The second step in developing ‘image’ is to invent a few hobbies designed to present the prospective leader as steady and responsible. Or, to put it another way, deadly boring. ‘Dan the Man’, therefore likes reading political biographies, which is suitably tiresome, but if that doesn’t persuade the electorate he’s a regular, knitted- sweater wearing dullard, he ramps it up a notch by claiming to like playing – shudder – golf. Job. Done.
‘Mafia Guy’ on the other hand, is said to be keen on cycling and hilariously, given his past record of selling off prime farmland whilst Planning Minister in a previous regime, also claims to ‘love trees’. Quite how this stated ‘amore’ manifests itself is unclear, but given its obvious connotation with climate issues, suggests ‘Mafia Guy’ couldn’t really think of any interests he has in living organisms possessed of self-awareness or indeed, any form of true mobility. No music, no movies, no theatre, no interest in cultural activity at all, it seems. Worse, far worse, no policies.
The issues, such as they are, on which each candidate is spruiking are, in order of import: crime, transport, infrastructure, crime and crime.
Both parties, running scared like pigs from a gun fired by the Murdoch press, the true drivers of Victorian political policy, are toeing the hang and flog ’em line beloved of reactionaries worldwide, promising mandatory sentencing and tougher bail conditions, despite the fact that, firstly, both have failed in the past and secondly – significantly you might imagine – crime in Victoria is actually falling.
No matter, don’t let the facts get in the way of a good scaremongering. The net result of this blatant form of manipulation is the fact that, according to the Productivity Commission, Victoria is now officially the “most fearful state” in the nation, with a significant number of people reporting that they “feel unsafe at home”.
Instead of being bad news, this is tasty catnip to politicians of every hue, especially those with no notion of leadership or strategy and both Andrews and Guy have hitched up their wagons and formed a inward-looking circle. “Trust us”, they say, “we’ll come down hard on crime, build new prisons, lock ’em up, throw away the key and worry about finding it later.” Much later.
TRUE OPINION: Be Afraid! The Politics of Fear
What they don’t say, naturally enough, is that this strategy is expensive, ineffective and has been unilaterally discounted by almost every first world nation in the world and, indeed, some of the ones in the second and third division.
What do responsible people do when faced with moral panic, real or imagined? They re-assure, calm, deal with it in a rational compassionate manner.
What don’t they do? Inflame the anxiety. Sound the alarm. Frighten everyone bit more, in the hope it’ll lead to endorsement. A classic – i.e – very old – British sitcom called Dad’s Army used to feature a character by the name of Corporal Jones whose response to any emergency was to issue up the cry, ‘don’t panic’, whilst simultaneously running around in a state of blind agitation, thereby ramping up the level of ‘panic’ to somewhere around eleventy-stupid.

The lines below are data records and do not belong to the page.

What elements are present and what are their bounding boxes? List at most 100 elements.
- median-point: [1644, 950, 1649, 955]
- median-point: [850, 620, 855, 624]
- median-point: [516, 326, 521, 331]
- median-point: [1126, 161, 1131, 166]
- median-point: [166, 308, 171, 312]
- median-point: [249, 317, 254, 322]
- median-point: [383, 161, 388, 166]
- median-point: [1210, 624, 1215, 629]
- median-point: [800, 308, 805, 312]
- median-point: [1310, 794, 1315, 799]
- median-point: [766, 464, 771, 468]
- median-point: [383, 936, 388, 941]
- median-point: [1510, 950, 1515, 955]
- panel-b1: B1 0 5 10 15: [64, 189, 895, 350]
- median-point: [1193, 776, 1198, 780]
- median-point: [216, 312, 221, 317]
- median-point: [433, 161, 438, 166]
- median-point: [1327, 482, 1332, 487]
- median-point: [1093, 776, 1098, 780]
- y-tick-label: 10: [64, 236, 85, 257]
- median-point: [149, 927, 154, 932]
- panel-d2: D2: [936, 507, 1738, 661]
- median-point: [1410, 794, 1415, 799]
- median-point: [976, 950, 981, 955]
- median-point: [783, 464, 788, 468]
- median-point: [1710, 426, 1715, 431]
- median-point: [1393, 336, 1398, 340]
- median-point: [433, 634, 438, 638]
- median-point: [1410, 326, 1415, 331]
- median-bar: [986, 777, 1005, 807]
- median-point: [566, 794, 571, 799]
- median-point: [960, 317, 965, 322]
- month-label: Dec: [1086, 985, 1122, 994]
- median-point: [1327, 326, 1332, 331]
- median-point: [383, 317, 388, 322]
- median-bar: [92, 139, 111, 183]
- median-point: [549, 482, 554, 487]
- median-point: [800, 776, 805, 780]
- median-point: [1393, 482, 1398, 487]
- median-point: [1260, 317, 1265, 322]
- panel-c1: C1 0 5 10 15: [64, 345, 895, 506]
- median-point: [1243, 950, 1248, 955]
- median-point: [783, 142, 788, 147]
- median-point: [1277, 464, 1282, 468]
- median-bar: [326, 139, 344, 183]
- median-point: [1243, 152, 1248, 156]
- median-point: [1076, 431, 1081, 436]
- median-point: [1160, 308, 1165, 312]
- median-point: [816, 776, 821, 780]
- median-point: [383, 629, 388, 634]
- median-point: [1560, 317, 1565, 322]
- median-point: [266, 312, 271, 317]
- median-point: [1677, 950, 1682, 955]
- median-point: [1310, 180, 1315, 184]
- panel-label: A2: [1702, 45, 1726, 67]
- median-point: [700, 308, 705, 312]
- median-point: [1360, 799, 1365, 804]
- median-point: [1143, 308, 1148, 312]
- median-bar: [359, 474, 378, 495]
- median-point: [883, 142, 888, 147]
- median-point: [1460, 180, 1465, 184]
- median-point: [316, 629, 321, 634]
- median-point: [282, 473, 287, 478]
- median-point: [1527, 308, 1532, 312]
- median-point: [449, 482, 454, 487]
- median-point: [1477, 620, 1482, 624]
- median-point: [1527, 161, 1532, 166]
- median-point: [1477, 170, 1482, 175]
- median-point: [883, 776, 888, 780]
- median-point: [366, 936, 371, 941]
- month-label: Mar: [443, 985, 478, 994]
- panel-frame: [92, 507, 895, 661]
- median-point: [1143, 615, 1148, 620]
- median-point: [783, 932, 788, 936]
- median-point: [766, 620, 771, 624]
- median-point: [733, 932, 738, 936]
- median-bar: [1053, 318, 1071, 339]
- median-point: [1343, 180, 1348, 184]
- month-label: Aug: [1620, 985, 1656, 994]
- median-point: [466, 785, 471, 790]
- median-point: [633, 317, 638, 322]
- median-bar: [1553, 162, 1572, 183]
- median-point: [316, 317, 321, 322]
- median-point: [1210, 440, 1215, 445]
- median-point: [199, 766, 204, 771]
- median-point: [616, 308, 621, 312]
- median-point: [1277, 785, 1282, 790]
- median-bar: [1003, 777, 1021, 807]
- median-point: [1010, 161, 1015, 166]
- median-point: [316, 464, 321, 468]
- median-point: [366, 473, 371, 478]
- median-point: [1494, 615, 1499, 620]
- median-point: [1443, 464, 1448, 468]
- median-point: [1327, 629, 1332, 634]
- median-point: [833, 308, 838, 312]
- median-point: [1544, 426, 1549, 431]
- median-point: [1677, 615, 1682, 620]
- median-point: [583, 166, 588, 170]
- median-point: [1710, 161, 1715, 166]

Tragically for the voters of Victoria, it seems Daniel Andrews and Matthew Guy, the two-man battalion of the Dad’s Army in the running for the title of State Premier are every bit as reactive, not to mention hapless, ineffectual and ludicrously comic. ‘Thank you very much’, one or the other will say come Saturday, ‘I’m here all week’. Except, in truth, they’ll be here for four – count ’em – years. Not really that funny after all, is it?